What if my dense encoder already gets the rare-keyword query right?

The check script handles that case: BGE-small is strong enough that on a tiny corpus it sometimes succeeds on exactly the query you designed to break it. The pipeline still demonstrates the full hybrid + rerank path either way. At real corpus scale (hundreds of thousands of passages) and with naturally adversarial queries, dense-only regresses frequently enough that hybrid remains the production default — this lab gives you the instrumentation to see it.

How is the cross-encoder different from just a bigger bi-encoder?
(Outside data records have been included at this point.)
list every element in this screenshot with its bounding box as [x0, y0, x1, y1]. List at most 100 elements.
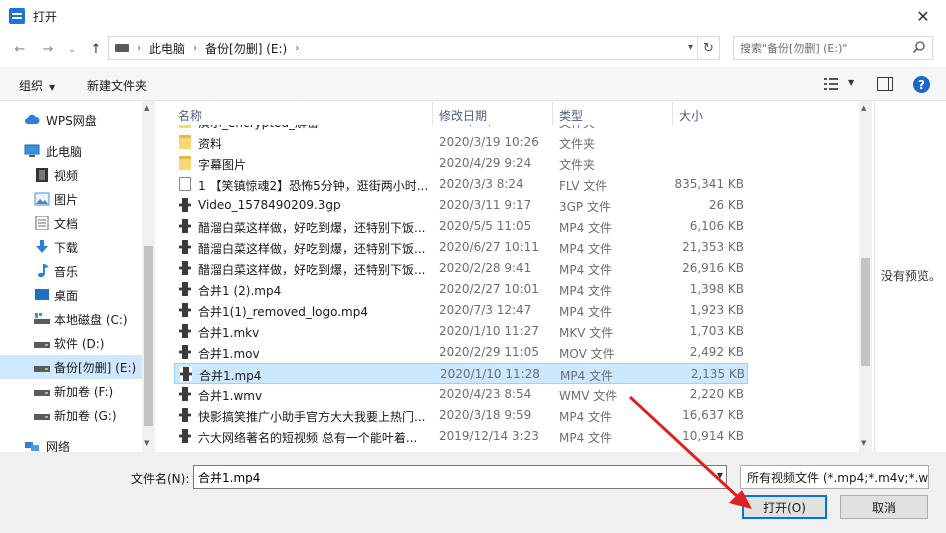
address-dropdown-icon[interactable]: ▾ [688, 42, 693, 53]
breadcrumb-chevron-icon[interactable]: › [137, 43, 141, 54]
filename-combobox[interactable]: ▼ [193, 465, 727, 489]
file-row[interactable]: 合并1.mkv 2020/1/10 11:27 MKV 文件 1,703 KB [174, 321, 748, 342]
filetype-select[interactable]: 所有视频文件 (*.mp4;*.m4v;*.w [740, 465, 929, 489]
scroll-down-icon[interactable]: ▼ [861, 439, 866, 447]
recent-locations-icon[interactable]: ⌄ [62, 40, 82, 58]
window-title: 打开 [33, 10, 58, 24]
column-type[interactable]: 类型 [559, 107, 583, 124]
file-row[interactable]: 六大网络著名的短视频 总有一个能叶着... 2019/12/14 3:23 MP4 … [174, 426, 748, 447]
flv-file-icon [179, 177, 191, 191]
file-size: 1,703 KB [689, 324, 744, 338]
close-button[interactable]: ✕ [900, 0, 946, 32]
sidebar-item-drive-d[interactable]: 软件 (D:) [0, 331, 142, 355]
view-options-icon[interactable] [823, 77, 839, 91]
file-type: 文件夹 [559, 158, 596, 172]
video-file-icon [179, 198, 191, 212]
file-row[interactable]: 合并1.mov 2020/2/29 11:05 MOV 文件 2,492 KB [174, 342, 748, 363]
file-type: 文件夹 [559, 137, 596, 151]
search-icon[interactable] [912, 40, 926, 54]
forward-arrow-icon[interactable]: → [38, 40, 58, 58]
preview-pane-icon[interactable] [877, 77, 893, 91]
file-list-scrollbar[interactable]: ▲ ▼ [859, 101, 872, 452]
file-row[interactable]: 合并1.mp4 2020/1/10 11:28 MP4 文件 2,135 KB [174, 363, 748, 384]
refresh-icon[interactable]: ↻ [698, 36, 720, 60]
scroll-up-icon[interactable]: ▲ [861, 104, 866, 112]
filename-input[interactable] [198, 470, 698, 484]
file-date: 2020/5/5 11:05 [439, 219, 532, 233]
file-row[interactable]: 醋溜白菜这样做，好吃到爆，还特别下饭... 2020/5/5 11:05 MP4 文… [174, 216, 748, 237]
file-row[interactable]: 醋溜白菜这样做，好吃到爆，还特别下饭... 2020/2/28 9:41 MP4 文… [174, 258, 748, 279]
back-arrow-icon[interactable]: ← [10, 40, 30, 58]
file-type: 3GP 文件 [559, 200, 611, 214]
column-size[interactable]: 大小 [679, 107, 703, 124]
open-button[interactable]: 打开(O) [742, 495, 827, 519]
breadcrumb-this-pc[interactable]: 此电脑 [149, 40, 185, 57]
help-icon[interactable]: ? [913, 76, 930, 93]
cancel-button[interactable]: 取消 [840, 495, 928, 519]
sidebar-item-drive-e[interactable]: 备份[勿删] (E:) [0, 355, 142, 379]
sidebar-item-documents[interactable]: 文档 [0, 211, 142, 235]
sidebar-item-downloads[interactable]: 下载 [0, 235, 142, 259]
file-name: 1 【笑镇惊魂2】恐怖5分钟，逛街两小时... [198, 179, 429, 193]
sidebar-item-drive-f[interactable]: 新加卷 (F:) [0, 379, 142, 403]
column-divider[interactable] [432, 101, 433, 125]
organize-label: 组织 [19, 79, 44, 93]
file-row[interactable]: 合并1(1)_removed_logo.mp4 2020/7/3 12:47 MP4… [174, 300, 748, 321]
sidebar-item-pictures[interactable]: 图片 [0, 187, 142, 211]
file-list-scroll-thumb[interactable] [861, 258, 870, 366]
file-name: 醋溜白菜这样做，好吃到爆，还特别下饭... [198, 242, 426, 256]
sidebar-item-videos[interactable]: 视频 [0, 163, 142, 187]
scroll-down-icon[interactable]: ▼ [144, 439, 149, 447]
sidebar-item-music[interactable]: 音乐 [0, 259, 142, 283]
address-bar[interactable]: › 此电脑 › 备份[勿删] (E:) › ▾ [108, 36, 698, 60]
file-row[interactable]: 合并1 (2).mp4 2020/2/27 10:01 MP4 文件 1,398 KB [174, 279, 748, 300]
sidebar-item-label: 图片 [54, 192, 79, 207]
file-size: 2,220 KB [689, 387, 744, 401]
column-divider[interactable] [672, 101, 673, 125]
up-arrow-icon[interactable]: ↑ [86, 40, 106, 58]
sidebar-scrollbar[interactable]: ▲ ▼ [142, 101, 155, 452]
breadcrumb-chevron-icon[interactable]: › [193, 43, 197, 54]
file-row[interactable]: 快影搞笑推广小助手官方大大我要上热门... 2020/3/18 9:59 MP4 文… [174, 405, 748, 426]
download-icon [36, 240, 48, 253]
file-row[interactable]: 1 【笑镇惊魂2】恐怖5分钟，逛街两小时... 2020/3/3 8:24 FLV … [174, 174, 748, 195]
organize-button[interactable]: 组织 ▼ [19, 77, 55, 94]
video-file-icon [179, 387, 191, 401]
sidebar-item-wps-cloud[interactable]: WPS网盘 [0, 108, 142, 132]
column-header: ⌃ 名称 修改日期 类型 大小 [158, 101, 858, 125]
file-row[interactable]: 醋溜白菜这样做，好吃到爆，还特别下饭... 2020/6/27 10:11 MP4 … [174, 237, 748, 258]
sidebar-item-drive-g[interactable]: 新加卷 (G:) [0, 403, 142, 427]
file-type: MP4 文件 [559, 431, 613, 445]
drive-icon [115, 44, 129, 52]
file-date: 2020/7/3 12:47 [439, 303, 532, 317]
column-date[interactable]: 修改日期 [439, 107, 487, 124]
column-name[interactable]: 名称 [178, 107, 202, 124]
sidebar-item-drive-c[interactable]: 本地磁盘 (C:) [0, 307, 142, 331]
file-size: 16,637 KB [682, 408, 744, 422]
sidebar-item-network[interactable]: 网络 [0, 434, 142, 452]
file-row[interactable]: 资料 2020/3/19 10:26 文件夹 [174, 132, 748, 153]
scroll-up-icon[interactable]: ▲ [144, 104, 149, 112]
file-rows: 演示_encrypted_解密2020/12/15 10:27文件夹资料2020… [158, 118, 858, 452]
navigation-bar: ← → ⌄ ↑ › 此电脑 › 备份[勿删] (E:) › ▾ ↻ [0, 32, 946, 66]
file-row[interactable]: 合并1.wmv 2020/4/23 8:54 WMV 文件 2,220 KB [174, 384, 748, 405]
sidebar-scroll-thumb[interactable] [144, 246, 153, 426]
sidebar-item-desktop[interactable]: 桌面 [0, 283, 142, 307]
file-row[interactable]: 字幕图片 2020/4/29 9:24 文件夹 [174, 153, 748, 174]
sidebar-item-this-pc[interactable]: 此电脑 [0, 139, 142, 163]
video-file-icon [179, 324, 191, 338]
filetype-value: 所有视频文件 (*.mp4;*.m4v;*.w [747, 470, 929, 485]
breadcrumb-chevron-icon[interactable]: › [295, 43, 299, 54]
new-folder-button[interactable]: 新建文件夹 [87, 77, 147, 94]
search-box[interactable] [733, 36, 933, 60]
no-preview-text: 没有预览。 [881, 269, 942, 283]
sidebar-item-label: 本地磁盘 (C:) [54, 312, 128, 327]
computer-icon [24, 144, 40, 157]
column-divider[interactable] [552, 101, 553, 125]
search-input[interactable] [740, 41, 910, 55]
file-row[interactable]: Video_1578490209.3gp 2020/3/11 9:17 3GP 文件… [174, 195, 748, 216]
chevron-down-icon[interactable]: ▼ [717, 471, 723, 480]
breadcrumb-drive-e[interactable]: 备份[勿删] (E:) [205, 40, 287, 57]
view-dropdown-icon[interactable]: ▼ [848, 78, 854, 87]
file-name: 合并1.wmv [198, 389, 263, 403]
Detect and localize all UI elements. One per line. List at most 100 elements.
Architecture, not size. A bi-encoder encodes query and passage independently and compares fixed vectors — attention never flows between them. A cross-encoder concatenates query and passage into a single sequence, so every query token attends to every passage token through all layers. That joint attention captures reasoning about negation, quantifiers, and co-reference that no amount of embedding-dimensionality can express. Cost: you cannot precompute passage vectors, so you only run it on a short candidate list.